This blog post strays a little from the central perspective of the real estate market, but I think you will clearly see the contextual relevance.
The new government has made a commitment as part of the election promises to “invest up to $1.5 billion to drive the roll-out of a “fibre to the home” ultra-fast broadband network in New Zealand” – that is great news, as for the more than 853,000 broadband subscribers in NZ will atest having broadband is now a need-to-have rather than a nice-to-have, especially when for some reason you end up having to experience dial up again!!
Recent articles have indicated that the performance in the growth of broadband penetration in NZ positions ourselves in the top 6 countries for rate of growth, but as we all know fast growth often comes off a small base and the data from the OECD annual report (June 2008) shows that NZ ranks at #19 of the 30 countries for subscriber penetration at 20.4 subscribers per 100 inhabitants as the graph below shows.
Clearly being below the OECD average means we have a lot of catching up to do, however what is concerning in my judgment is the facts hidden in the makeup of the graph – what form of broadband do we have ? The graph above shows how dependent our broadband is on DSL – with very little cable and virtually no fibre.
This is the crux of the issue – if you believe broadband is reflective of DSL performance then we are failing to aspire to the vision of true broadband.

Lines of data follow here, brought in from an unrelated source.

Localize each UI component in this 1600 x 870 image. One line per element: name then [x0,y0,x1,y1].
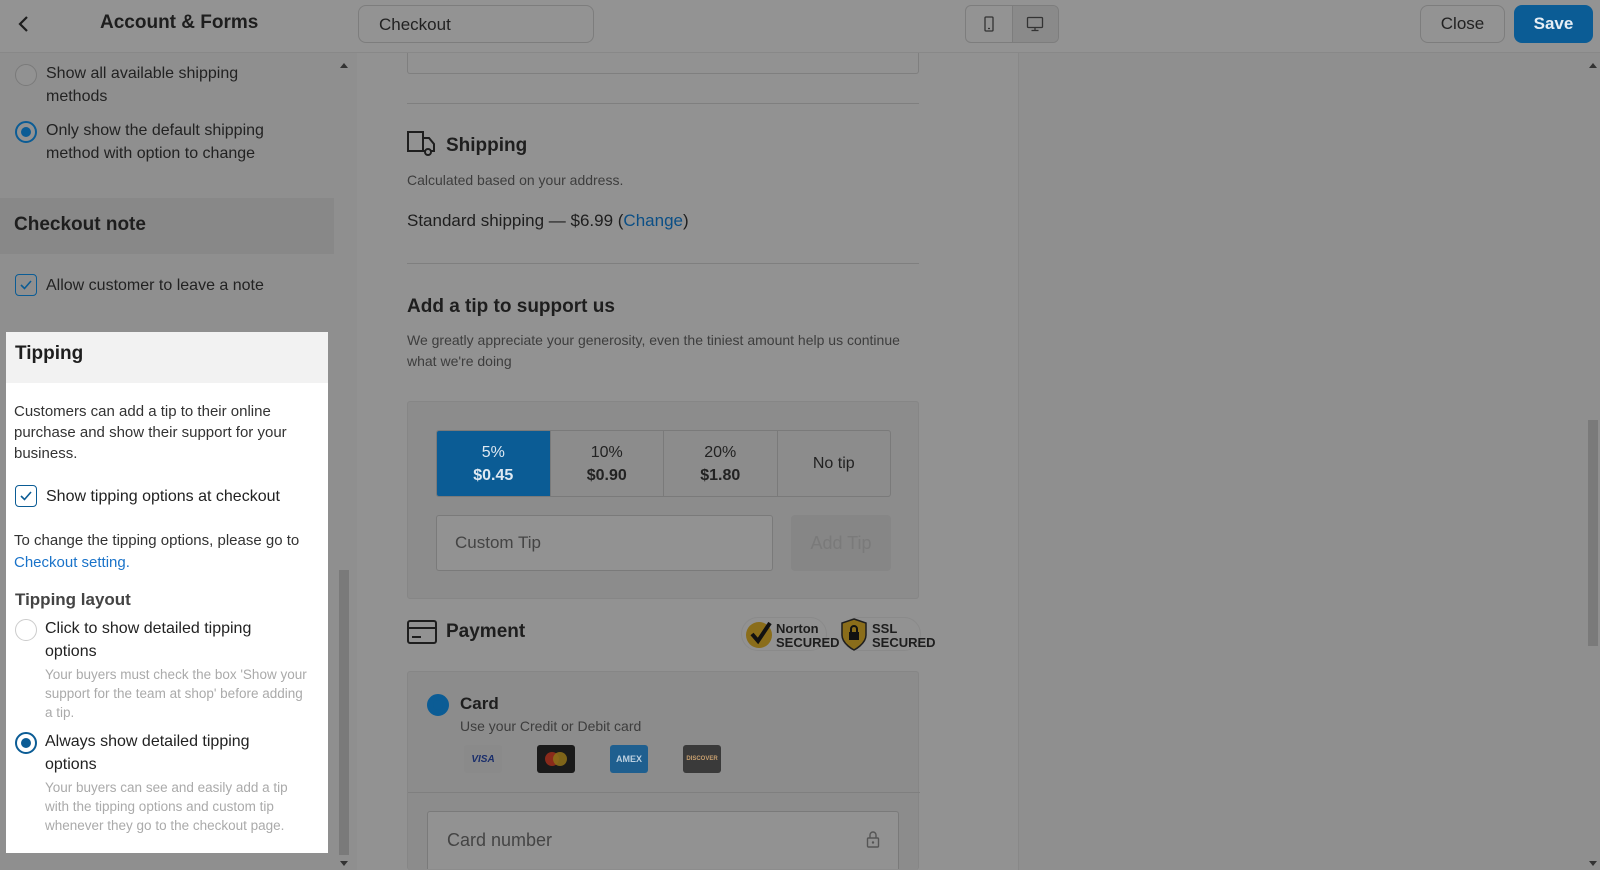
page-select[interactable]: Checkout [358,5,594,43]
card-radio[interactable] [427,694,449,716]
credit-card-icon [407,620,437,644]
tip-option-10[interactable]: 10% $0.90 [549,431,664,496]
tip-title: Add a tip to support us [407,296,615,317]
desktop-view-button[interactable] [1011,6,1058,42]
norton-badge: Norton SECURED [741,617,840,651]
tip-options: 5% $0.45 10% $0.90 20% $1.80 No tip [436,430,891,497]
mobile-view-button[interactable] [966,6,1012,42]
tipping-change-text: To change the tipping options, please go… [14,532,300,549]
mastercard-icon [545,752,567,766]
tipping-layout-click-label: Click to show detailed tipping options [45,620,252,660]
checkout-note-title: Checkout note [14,214,146,235]
desktop-icon [1027,16,1044,32]
shipping-option-default-radio[interactable] [15,121,37,143]
scroll-down-icon[interactable] [340,861,348,866]
card-number-input[interactable]: Card number [427,811,899,869]
tip-option-20[interactable]: 20% $1.80 [663,431,777,496]
shipping-option-all-radio[interactable] [15,64,37,86]
shipping-option-all-label: Show all available shipping methods [46,65,239,105]
save-button[interactable]: Save [1514,5,1593,43]
top-bar: Account & Forms Checkout Close Save [0,0,1600,53]
scroll-down-icon[interactable] [1589,861,1597,866]
shipping-method-text: Standard shipping — $6.99 ( [407,211,624,230]
shipping-method-close: ) [682,211,689,230]
preview-background [1019,53,1586,870]
section-divider [407,103,919,104]
checkout-preview: Shipping Calculated based on your addres… [357,53,1019,870]
tipping-layout-click-radio[interactable] [15,619,37,641]
checkout-setting-link[interactable]: Checkout setting. [14,554,130,571]
device-toggle [965,5,1059,43]
tip-option-none[interactable]: No tip [776,431,891,496]
tip-box: 5% $0.45 10% $0.90 20% $1.80 No tip Cust… [407,401,919,599]
tip-option-5[interactable]: 5% $0.45 [437,431,550,496]
discover-logo: DISCOVER [683,745,721,773]
tip-amount: $1.80 [700,466,741,484]
tipping-layout-title: Tipping layout [15,590,131,609]
show-tipping-checkbox[interactable] [15,485,37,507]
custom-tip-input[interactable]: Custom Tip [436,515,773,571]
check-icon [20,491,32,501]
shipping-title: Shipping [446,135,528,156]
section-divider [407,263,919,264]
tip-percent: 20% [704,443,737,461]
lock-icon [866,831,880,848]
shipping-icon [407,131,435,156]
ssl-label: SSL SECURED [872,621,936,650]
tip-subtitle: We greatly appreciate your generosity, e… [407,332,900,369]
payment-title: Payment [446,621,526,642]
tipping-layout-always-hint: Your buyers can see and easily add a tip… [45,780,288,833]
tipping-section: Tipping Customers can add a tip to their… [6,332,328,853]
tipping-title: Tipping [15,343,84,364]
show-tipping-label: Show tipping options at checkout [46,488,280,505]
tipping-description: Customers can add a tip to their online … [14,403,287,462]
tipping-layout-always-radio[interactable] [15,732,37,754]
close-button[interactable]: Close [1420,5,1505,43]
card-payment-option[interactable]: Card Use your Credit or Debit card VISA … [407,671,920,870]
tip-percent: 10% [590,443,623,461]
norton-label: Norton SECURED [776,621,840,650]
check-icon [20,280,32,290]
tipping-layout-always-label: Always show detailed tipping options [45,733,250,773]
chevron-left-icon [18,16,28,32]
preview-scroll-thumb[interactable] [1588,420,1598,646]
sidebar-scroll-thumb[interactable] [339,570,349,855]
allow-note-checkbox[interactable] [15,274,37,296]
back-button[interactable] [14,12,34,36]
tip-percent: 5% [481,443,505,461]
tipping-layout-click-hint: Your buyers must check the box 'Show you… [45,667,307,720]
tip-percent: No tip [812,455,855,472]
shipping-subtitle: Calculated based on your address. [407,172,624,188]
scroll-up-icon[interactable] [1589,63,1597,68]
norton-check-icon [746,621,772,648]
shipping-method: Standard shipping — $6.99 (Change) [407,211,689,231]
add-tip-button[interactable]: Add Tip [791,515,891,571]
ssl-shield-icon [841,618,867,651]
shipping-change-link[interactable]: Change [623,211,683,230]
allow-note-label: Allow customer to leave a note [46,277,264,294]
card-subtitle: Use your Credit or Debit card [460,718,642,734]
tip-amount: $0.45 [473,466,514,484]
card-divider [408,792,920,793]
ssl-badge: SSL SECURED [841,617,936,651]
mastercard-logo [537,745,575,773]
scroll-up-icon[interactable] [340,63,348,68]
amex-logo: AMEX [610,745,648,773]
previous-field-bottom [407,53,919,74]
mobile-icon [984,16,994,32]
page-title: Account & Forms [100,12,259,33]
card-title: Card [460,694,499,713]
shipping-option-default-label: Only show the default shipping method wi… [46,122,264,162]
tipping-change-note: To change the tipping options, please go… [14,530,319,574]
visa-logo: VISA [464,745,502,773]
tip-amount: $0.90 [586,466,627,484]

Think of it this way – we here in NZ on our DSL lines (through copper wires) are experiencing the internet with the equivalent of a 1930 DC3 whilst the rest of the world is flying around in Concorde – the fact is that today the maximum speed that our major broadband supplier is able to offer us in Auckland is 7.6 Mbps and for that we have to pay between $49.95 and $79.95 – now compare that to Stockholm in Sweden, households there have a 100 Mbps fibre connection for the equivalent of $29! – 13 times the speed for almost half the cost. (By the way these are download speeds, let’s not start to examine upload speeds of just 128Kbps in NZ!)
Not only that but the inhabitants of Stockholm (a city of similar size to Auckland) have the ability to switch broadband ISP provider at the click of a mouse as price competition is a reality with multiple providers.

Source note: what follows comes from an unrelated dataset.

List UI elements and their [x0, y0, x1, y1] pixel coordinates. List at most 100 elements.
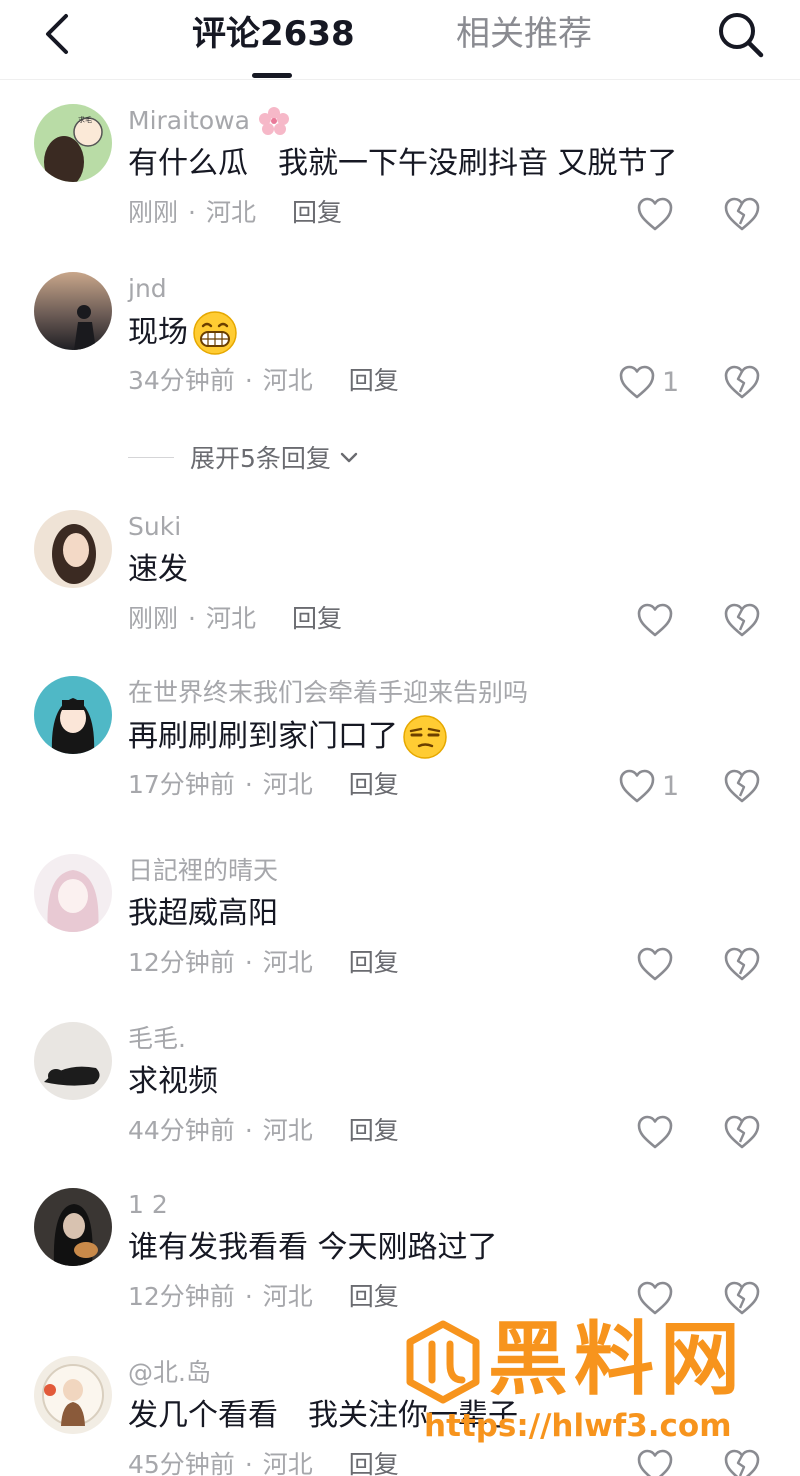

The reason for this hyper-connected environment lies in the “dark fibre” as alluded to in the title of this blog post. I must admit a week ago I would have made the assumption on hearing the term that it referred to the next Batman movie – but no, it is in the judgment of Brough Turner (SVP and CTO, NMS Communications) that the key to unlocking broadband performance is in who owns the network of fibre cables that connect your house – which when unlit by a laser are called Dark Fibre. For as he states you own the right-of-way to your home and thereby you can allow all delivery trucks, postal and other service companies to attend to your needs, so it needs to be with the fibre connection.

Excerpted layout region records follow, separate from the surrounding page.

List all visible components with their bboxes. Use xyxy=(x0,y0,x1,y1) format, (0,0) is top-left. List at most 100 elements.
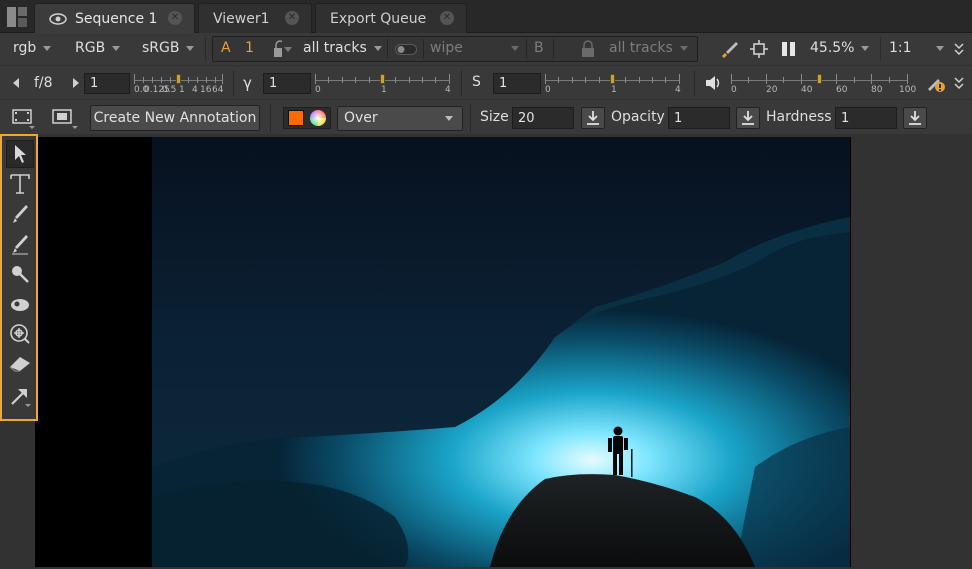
tab-sequence[interactable]: Sequence 1 ✕ xyxy=(34,3,195,33)
chevron-down-icon xyxy=(43,45,52,51)
layer-dropdown[interactable]: RGB xyxy=(75,40,121,56)
download-icon xyxy=(909,111,921,125)
wipe-toggle[interactable] xyxy=(395,44,417,55)
select-tool[interactable] xyxy=(6,140,34,168)
wipe-value: wipe xyxy=(430,40,463,56)
volume-slider-handle[interactable] xyxy=(817,74,822,84)
color-pick-warning-icon[interactable] xyxy=(925,72,947,94)
annotation-tool-panel xyxy=(0,134,38,421)
color-wheel-icon[interactable] xyxy=(309,109,327,127)
volume-icon[interactable] xyxy=(705,75,723,91)
size-field[interactable]: 20 xyxy=(512,107,574,129)
lut-value: sRGB xyxy=(142,40,180,56)
tick-label: 100 xyxy=(899,85,917,95)
gain-slider[interactable]: 0.0 0.125 0.5 1 4 16 64 xyxy=(134,70,224,98)
tick-label: 60 xyxy=(836,85,848,95)
overflow-chevron-icon[interactable] xyxy=(951,40,967,58)
transform-tool[interactable] xyxy=(6,382,34,410)
saturation-slider[interactable]: 0 1 4 xyxy=(545,70,685,98)
gamma-slider-handle[interactable] xyxy=(380,74,385,84)
saturation-label: S xyxy=(472,74,481,90)
text-icon xyxy=(10,174,30,194)
proxy-ratio-dropdown[interactable]: 1:1 xyxy=(889,40,944,56)
gain-field[interactable]: 1 xyxy=(84,73,130,94)
wipe-dropdown[interactable]: wipe xyxy=(430,40,519,56)
chevron-down-icon xyxy=(679,45,688,51)
tick-label: 20 xyxy=(766,85,778,95)
brush-color-swatch[interactable] xyxy=(288,110,304,126)
gain-slider-handle[interactable] xyxy=(176,74,181,84)
smudge-icon xyxy=(11,299,29,311)
text-tool[interactable] xyxy=(6,170,34,198)
tick-label: 16 xyxy=(200,85,212,95)
close-icon[interactable]: ✕ xyxy=(440,11,454,25)
magnify-tool[interactable] xyxy=(6,260,34,288)
close-icon[interactable]: ✕ xyxy=(285,11,299,25)
opacity-download-button[interactable] xyxy=(736,107,760,129)
eraser-tool[interactable] xyxy=(6,350,34,378)
blend-mode-dropdown[interactable]: Over xyxy=(337,106,463,131)
lut-dropdown[interactable]: sRGB xyxy=(142,40,195,56)
magnify-icon xyxy=(12,266,29,283)
viewer-toolbar-1: rgb RGB sRGB A 1 all tracks wipe B all t… xyxy=(0,33,972,65)
dodge-tool[interactable] xyxy=(6,320,34,348)
filmstrip-icon[interactable] xyxy=(10,106,38,130)
size-download-button[interactable] xyxy=(581,107,605,129)
overflow-chevron-icon[interactable] xyxy=(951,74,967,92)
brush-icon xyxy=(13,205,28,223)
chevron-down-icon xyxy=(510,45,519,51)
divider xyxy=(270,104,271,132)
viewer-toolbar-2: f/8 1 0.0 0.125 0.5 1 4 16 64 γ 1 0 1 4 … xyxy=(0,66,972,99)
hardness-download-button[interactable] xyxy=(903,107,927,129)
chevron-down-icon xyxy=(373,45,382,51)
a-input-button[interactable]: A xyxy=(221,40,231,56)
eye-icon xyxy=(49,12,67,25)
tick-label: 4 xyxy=(675,85,681,95)
gamma-field[interactable]: 1 xyxy=(263,73,311,94)
tab-export-queue[interactable]: Export Queue ✕ xyxy=(315,3,467,33)
download-icon xyxy=(742,111,754,125)
close-icon[interactable]: ✕ xyxy=(168,11,182,25)
opacity-field[interactable]: 1 xyxy=(668,107,730,129)
frame-select-icon[interactable] xyxy=(50,106,80,130)
a-index[interactable]: 1 xyxy=(245,40,254,56)
transform-arrow-icon xyxy=(11,389,31,407)
a-tracks-value: all tracks xyxy=(303,40,367,56)
smudge-tool[interactable] xyxy=(6,290,34,318)
chevron-down-icon xyxy=(861,45,870,51)
divider xyxy=(461,70,462,96)
arrow-right-icon[interactable] xyxy=(71,77,81,89)
ice-cave-image xyxy=(35,137,851,567)
a-tracks-dropdown[interactable]: all tracks xyxy=(303,40,382,56)
tick-label: 0 xyxy=(731,85,737,95)
hardness-field[interactable]: 1 xyxy=(835,107,897,129)
gamma-slider[interactable]: 0 1 4 xyxy=(315,70,455,98)
arrow-left-icon[interactable] xyxy=(11,77,21,89)
zoom-dropdown[interactable]: 45.5% xyxy=(810,40,870,56)
tab-viewer[interactable]: Viewer1 ✕ xyxy=(198,3,312,33)
divider xyxy=(387,39,388,59)
pause-icon[interactable] xyxy=(778,38,800,60)
lock-icon[interactable] xyxy=(578,40,598,58)
saturation-slider-handle[interactable] xyxy=(610,74,615,84)
saturation-field[interactable]: 1 xyxy=(493,73,541,94)
window-layout-icon[interactable] xyxy=(6,6,28,28)
tab-label: Export Queue xyxy=(330,10,427,27)
tick-label: 40 xyxy=(801,85,813,95)
pencil-tool[interactable] xyxy=(6,230,34,258)
channels-value: rgb xyxy=(13,40,37,56)
b-tracks-dropdown[interactable]: all tracks xyxy=(609,40,688,56)
chevron-down-icon xyxy=(445,116,453,121)
lock-icon[interactable] xyxy=(272,40,292,58)
tab-label: Sequence 1 xyxy=(75,10,158,27)
brush-tool[interactable] xyxy=(6,200,34,228)
divider xyxy=(694,70,695,96)
viewer-canvas[interactable] xyxy=(35,137,851,567)
b-input-button[interactable]: B xyxy=(534,40,544,56)
fstop-label: f/8 xyxy=(34,75,53,91)
volume-slider[interactable]: 0 20 40 60 80 100 xyxy=(731,70,917,98)
crop-icon[interactable] xyxy=(748,38,770,60)
channels-dropdown[interactable]: rgb xyxy=(13,40,52,56)
paint-brush-icon[interactable] xyxy=(718,38,740,60)
create-annotation-button[interactable]: Create New Annotation xyxy=(90,105,260,131)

Brough was a speaker at the Emerging Communications Conference in the US earlier this year and spoke to what he called “Own the Network – A Radical New Approach to Internet Connectivity“, I came across the presentation by way of IT Communications podcast and was motivated to listen a couple of times to fully appreciate the significance of this subject.
The critical issue is the recognition that the core infrastructure of dark fibre should not be left to the ISP providers to install rather it should be seen as a primary utility infrastructure much as with water and waste pipes and other services, thereby allowing more open competition to those who want to provide services to “light-up” the fibre. Now unbundling of the local telecommunications network in NZ is a move in this direction, but from reports this only applies to the existing copper wires. For our collective future we need to see more investment in fibre as this is the future of Information Communications.
Finally, it is not just super connected Sweden that outshines NZ – here is a comparison of other countries broadband services as compared to ours – hopefully with the new government’s planned to springboard us up the OECD ladder of broadband we will soon be connecting across the world at supersonic speed.